Dit systeem van de Wet BIG, inclusief de periodieke registratie van artikel 8, is reeds door uw Kamer aanvaard bij de aanvaarding van de Wet BIG in 1993. Het wetsvoorstel 30463 verandert niets aan dit systeem. Titelverlies bij het niet voldoen aan de voorwaarden voor periodieke registratie is dan ook geen gevolg van het instemmen met dit wetsvoorstel, doch is reeds als zodanig in de wet geregeld. Het niet instemmen met dit wetsvoorstel zal hier dan ook niets aan kunnen veranderen. Het zal slechts tot gevolg hebben dat de beoogde verbeteringen geen doorgang kunnen vinden. Hierdoor zullen meerdere werkonderbrekingen in de herregistratieperiode van vijf jaar niet mogelijk zijn en zullen dubbele registraties van beroepsbeoefenaren bij zowel de specialistenregisters als het BIG-register gevoerd moeten worden. Ook zal op het moment van inwerkingtreden van artikel 8 een grote groep beroepsbeoefenaren uit het BIG-register doorgehaald moeten worden, namelijk diegenen die getuigschriften hebben behaald voor de inwerkingtreding van artikel 8 wegens het ontbreken van een toepasselijke overgangsregeling. Dit kan niet uw bedoeling zijn.

Nu u er blijk van heeft gegeven dat u mijn eerdere voorstel in mijn brief van 31 oktober 2006 niet wenselijk vindt, omdat dit tot gevolg heeft dat ook personen die nooit in het BIG-register ingeschreven hebben gestaan de aanduiding “arts, niet praktiserend” zouden mogen gebruiken, kom ik tot een ander voorstel.

In overleg met de minister van Justitie heb ik besloten een voordracht te doen voor een algemene maatregel van bestuur gebaseerd op artikel 94 van de Wet BIG. Deze AMvB bepaalt dat personen van wie de registratie in het BIG-register is doorgehaald vanwege het niet voldoen aan de eisen van periodieke registratie, hun gewezen titel onder de toevoeging van “niet praktiserend” mogen gebruiken. Door dit expliciet te regelen wordt de groep beroepsbeoefenaren die achter de doorgehaalde titel toch de voluit geschreven toevoeging “niet praktiserend” mag voeren, beperkt tot beroepsbeoefenaren die in het BIG-register ingeschreven hebben gestaan en daaruit zijn doorgehaald wegens het niet voldoen aan de voorwaarden van periodieke registratie ex artikel 8. Ik ben van mening dat hiermee voldoende aan uw bezwaren tegemoet wordt gekomen.
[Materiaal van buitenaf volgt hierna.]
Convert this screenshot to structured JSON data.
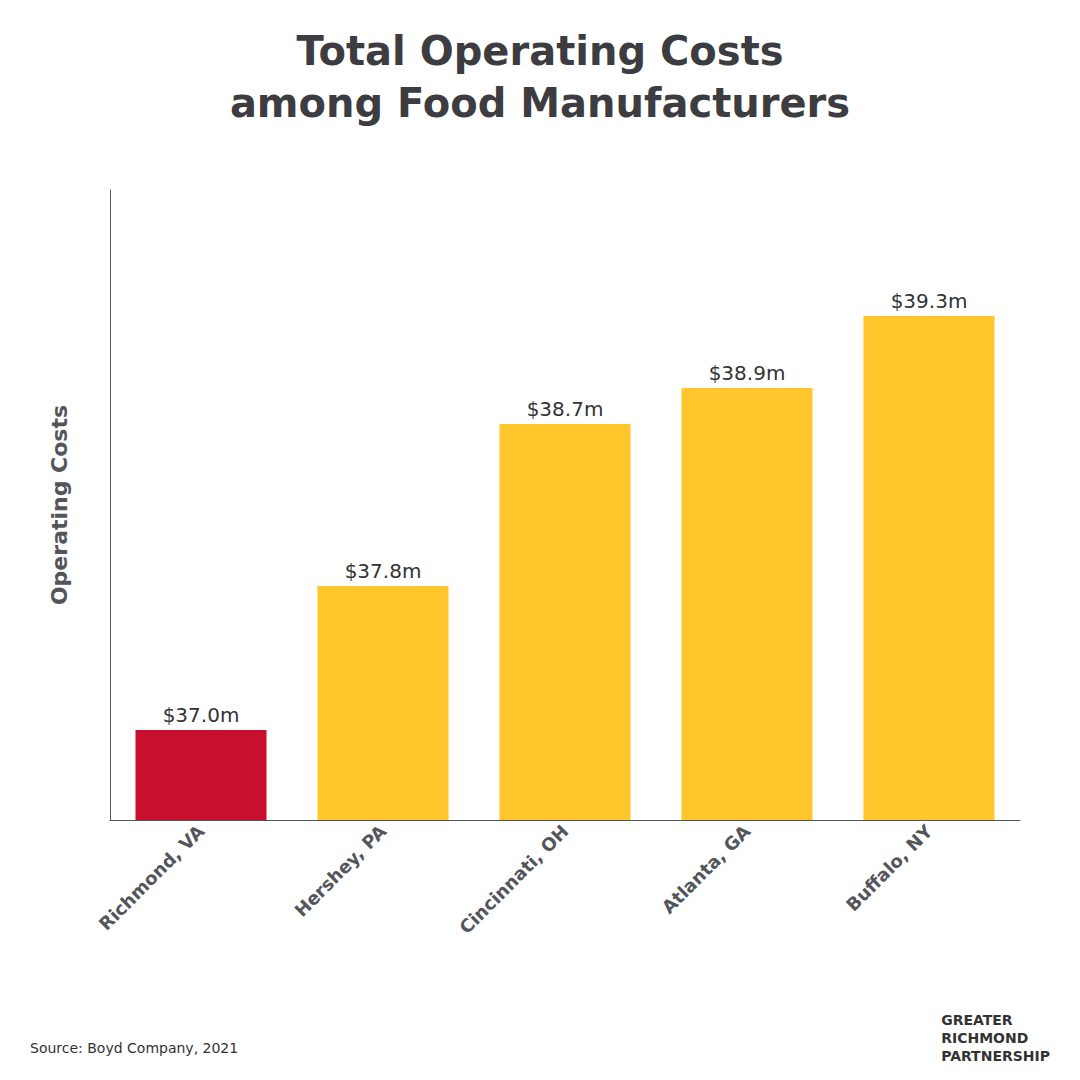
{
  "chart_data": {
    "type": "bar",
    "title": "Total Operating Costs\namong Food Manufacturers",
    "categories": [
      "Richmond, VA",
      "Hershey, PA",
      "Cincinnati, OH",
      "Atlanta, GA",
      "Buffalo, NY"
    ],
    "values": [
      37.0,
      37.8,
      38.7,
      38.9,
      39.3
    ],
    "value_labels": [
      "$37.0m",
      "$37.8m",
      "$38.7m",
      "$38.9m",
      "$39.3m"
    ],
    "data_labels": true,
    "colors": [
      "#C8102E",
      "#FFC72C",
      "#FFC72C",
      "#FFC72C",
      "#FFC72C"
    ],
    "ylabel": "Operating Costs",
    "ylim": [
      36.5,
      40.0
    ],
    "tick_labels": "x",
    "grid": false,
    "annotations": [
      "Source: Boyd Company, 2021",
      "GREATER\nRICHMOND\nPARTNERSHIP"
    ]
  }
}
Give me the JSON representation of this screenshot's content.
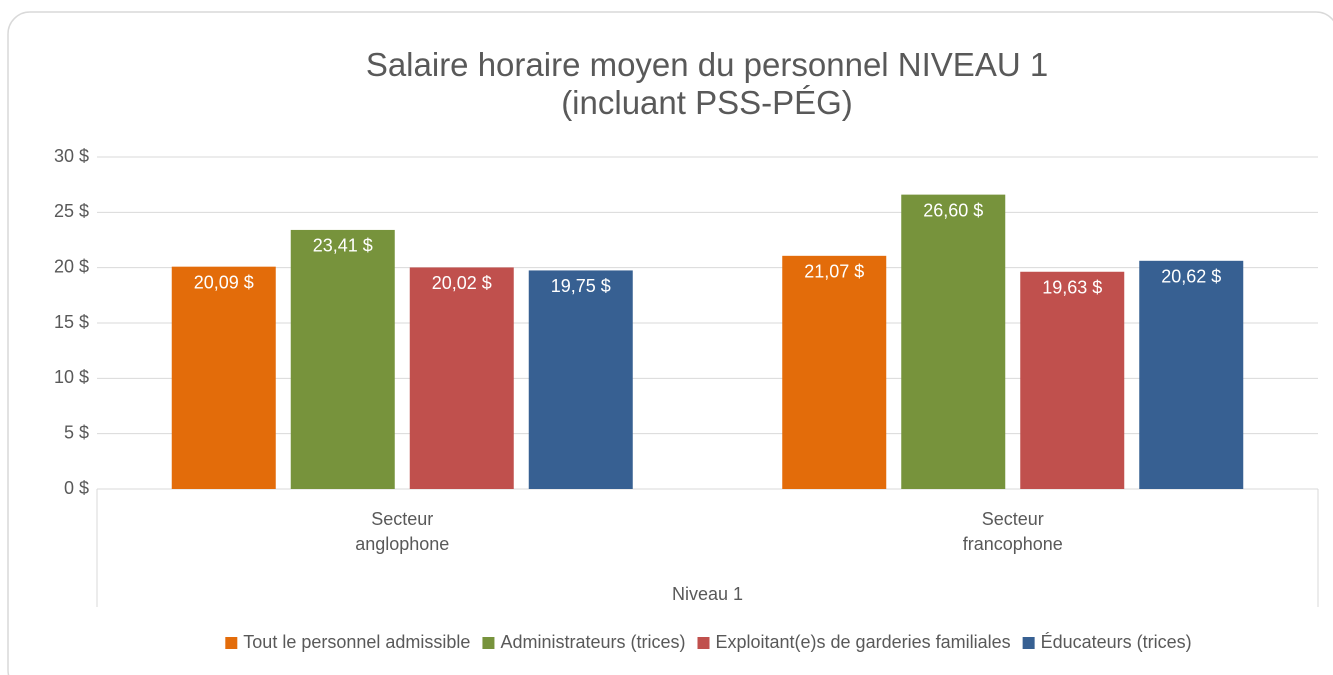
{
  "chart_data": {
    "type": "bar",
    "title": "Salaire horaire moyen du personnel NIVEAU 1\n(incluant PSS-PÉG)",
    "categories": [
      "Secteur\nanglophone",
      "Secteur\nfrancophone"
    ],
    "group_label": "Niveau 1",
    "series": [
      {
        "name": "Tout le personnel admissible",
        "color": "#e36c0a",
        "values": [
          20.09,
          21.07
        ],
        "value_labels": [
          "20,09 $",
          "21,07 $"
        ]
      },
      {
        "name": "Administrateurs (trices)",
        "color": "#77933c",
        "values": [
          23.41,
          26.6
        ],
        "value_labels": [
          "23,41 $",
          "26,60 $"
        ]
      },
      {
        "name": "Exploitant(e)s de garderies familiales",
        "color": "#c0504d",
        "values": [
          20.02,
          19.63
        ],
        "value_labels": [
          "20,02 $",
          "19,63 $"
        ]
      },
      {
        "name": "Éducateurs (trices)",
        "color": "#376092",
        "values": [
          19.75,
          20.62
        ],
        "value_labels": [
          "19,75 $",
          "20,62 $"
        ]
      }
    ],
    "ylim": [
      0,
      30
    ],
    "yticks": [
      {
        "value": 0,
        "label": "0 $"
      },
      {
        "value": 5,
        "label": "5 $"
      },
      {
        "value": 10,
        "label": "10 $"
      },
      {
        "value": 15,
        "label": "15 $"
      },
      {
        "value": 20,
        "label": "20 $"
      },
      {
        "value": 25,
        "label": "25 $"
      },
      {
        "value": 30,
        "label": "30 $"
      }
    ],
    "grid": true,
    "legend": "bottom"
  }
}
Ik verzoek u om vooruitlopend op het in werking treden van deze algemene maatregel van bestuur, de behandeling van het thans voorliggende wetsvoorstel 30463 voort te zetten en deze te aanvaarden. Hiermee kan bereikt worden dat de invoering van de periodieke registratie geen onnodige vertraging op loopt. Omdat de eerste doorhalingen uit het BIG-register op zijn vroegst pas vijf jaar na het van kracht worden van het wetsvoorstel 30463 plaats zullen vinden, is de verwachting gerechtvaardigd dat de op te stellen algemene maatregel van bestuur op basis van artikel 94 van de Wet BIG dan al geruime tijd van kracht zal zijn.